Se tudo isso parece um pouco freudiano, é porque é. Dalí estava obcecado por Freud e sua técnica de sondar as profundezas do subconsciente para encontrar significado no aparentemente sem sentido. Dalí passou anos tentando encontrar seu herói, mas quando eles finalmente ficou cara a cara em 1938, ele temia ter desapontado o lendário psicanalista. Ol ‘Siggy nunca mudou sua expressão de pôquer enquanto Dalí o desenhou e saiu sem cerimônia, mas no dia seguinte, ele escreveu a um amigo sobre sua baixa estima pelos surrealistas. “Aquele jovem espanhol, no entanto “, continuou ele,” com seus olhos cândidos e fanáticos e seu inegável domínio técnico, me fez reconsiderar minha opinião. “

Uma foto de Spellbound. (United Artists / Wikimedia Commons)

Hitchcock e Dalí

Durante a Segunda Guerra Mundial, Dalí abriu uma loja na cidade de Nova York, onde desenvolveu a personalidade pública extraordinária que manteve pelo resto de sua carreira. Seus motivos eram em grande parte financeiros, capitalizando sobre si mesmo como um espetáculo, mas ele também era assim. Como ele era gosta de dizer, “Todas as manhãs, ao acordar, experimento um prazer supremo: o de ser Salvador Dalí, e me pergunto, maravilhado, que coisa prodigiosa ele fará hoje, este Salvador Dalí? ”
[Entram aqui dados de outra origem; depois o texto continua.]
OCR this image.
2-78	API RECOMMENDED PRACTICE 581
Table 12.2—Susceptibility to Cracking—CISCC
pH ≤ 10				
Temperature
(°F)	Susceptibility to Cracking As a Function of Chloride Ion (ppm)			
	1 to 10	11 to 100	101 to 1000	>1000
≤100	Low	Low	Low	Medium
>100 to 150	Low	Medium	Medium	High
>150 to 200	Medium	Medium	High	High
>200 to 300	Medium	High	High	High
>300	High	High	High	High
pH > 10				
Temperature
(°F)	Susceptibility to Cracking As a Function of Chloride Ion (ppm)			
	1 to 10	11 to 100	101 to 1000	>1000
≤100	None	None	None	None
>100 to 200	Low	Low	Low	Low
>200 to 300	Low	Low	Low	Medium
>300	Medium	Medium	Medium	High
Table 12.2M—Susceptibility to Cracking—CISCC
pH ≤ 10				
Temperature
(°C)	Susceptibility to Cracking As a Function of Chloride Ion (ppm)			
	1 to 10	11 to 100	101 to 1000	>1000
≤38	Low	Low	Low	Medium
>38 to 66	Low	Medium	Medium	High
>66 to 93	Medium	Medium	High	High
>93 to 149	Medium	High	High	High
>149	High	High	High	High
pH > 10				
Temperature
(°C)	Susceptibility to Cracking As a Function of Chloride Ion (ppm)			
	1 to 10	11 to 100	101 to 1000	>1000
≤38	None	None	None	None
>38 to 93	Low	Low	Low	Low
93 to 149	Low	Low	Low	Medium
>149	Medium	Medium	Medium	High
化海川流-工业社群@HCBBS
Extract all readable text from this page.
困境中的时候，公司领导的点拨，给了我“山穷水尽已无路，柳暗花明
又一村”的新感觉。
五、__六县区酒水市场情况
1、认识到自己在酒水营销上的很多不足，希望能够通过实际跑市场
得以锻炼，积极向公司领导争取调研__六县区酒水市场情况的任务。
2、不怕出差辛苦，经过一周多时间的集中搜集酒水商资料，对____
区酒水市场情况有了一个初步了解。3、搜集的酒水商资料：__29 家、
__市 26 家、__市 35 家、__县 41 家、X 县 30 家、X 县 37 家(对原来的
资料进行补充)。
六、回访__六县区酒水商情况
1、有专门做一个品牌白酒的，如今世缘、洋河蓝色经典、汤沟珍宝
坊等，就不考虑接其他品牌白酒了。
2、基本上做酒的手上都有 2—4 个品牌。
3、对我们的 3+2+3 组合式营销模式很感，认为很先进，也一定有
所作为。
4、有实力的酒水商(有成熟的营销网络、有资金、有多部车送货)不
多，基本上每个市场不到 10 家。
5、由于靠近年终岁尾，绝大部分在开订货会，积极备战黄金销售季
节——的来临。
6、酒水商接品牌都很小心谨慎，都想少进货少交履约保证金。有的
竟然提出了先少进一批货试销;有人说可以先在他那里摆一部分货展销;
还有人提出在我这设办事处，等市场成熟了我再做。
Sua recém-descoberta celebridade rendeu a ele muitas ofertas, e ele aceitou todas. Ele desenhou roupas, fez joias, filmou comerciais de companhias aéreas com lendas do beisebol e até mesmo produziu uma sequência de sonho para Hitchcock’s Fascinado. o mestre do suspense logo aprendi que trabalhar com Dalí era mais do que esperava:

Eu queria transmitir o sonho com grande nitidez visual e clareza – mais nítido do que o próprio filme. Eu queria Dali por causa da nitidez arquitetônica de seu trabalho. Chirico tem a mesma qualidade, sabe, as sombras longas, o infinito de distância e as linhas convergentes de perspectiva. Mas Dali teve algumas idéias estranhas. Ele queria que uma estátua rachasse como uma concha se desfazendo, com formigas rastejando por toda parte. E por baixo, estaria Ingrid Bergman, coberta por formigas! Simplesmente não era possível.

A cripta de Dalí no Museu-Teatro Dalí. (Michael Lazarev / Wikimedia Commons)

A morte de Dalí

Dalí voltou a Figueres em 1974, aos 70 anos, para abrir o Museu-Teatro Dalí. Seu Dalíwood particular, repleto de obras criadas ao longo de sua vida, é menos um museu e mais uma experiência que ainda recebe mais de um milhão de visitantes a cada ano. Por mais alegre que esta fosse uma ocasião, Dalí estava em profunda depressão. Sua amada Gala freqüentemente se retirava para um castelo que ele comprou para ela na cidade de Púbol onde ele só podia visitá-lo por meio de um convite por escrito, e sem ela, ele estava uma bagunça.

Quando ela morreu em 1982, ele desmoronou completamente. Ele se mudou brevemente para o castelo em Púbol, onde era adorado por enfermeiras o tempo todo, e depois para uma extensão de seu museu em figuras. Ele mal comia, falava ou – ainda mais alarmante – desenhava. Em 23 de janeiro de 1989, faleceu aos 84 anos e foi sepultado no Museu-Teatro Dalí, voltando a se transformar em arte.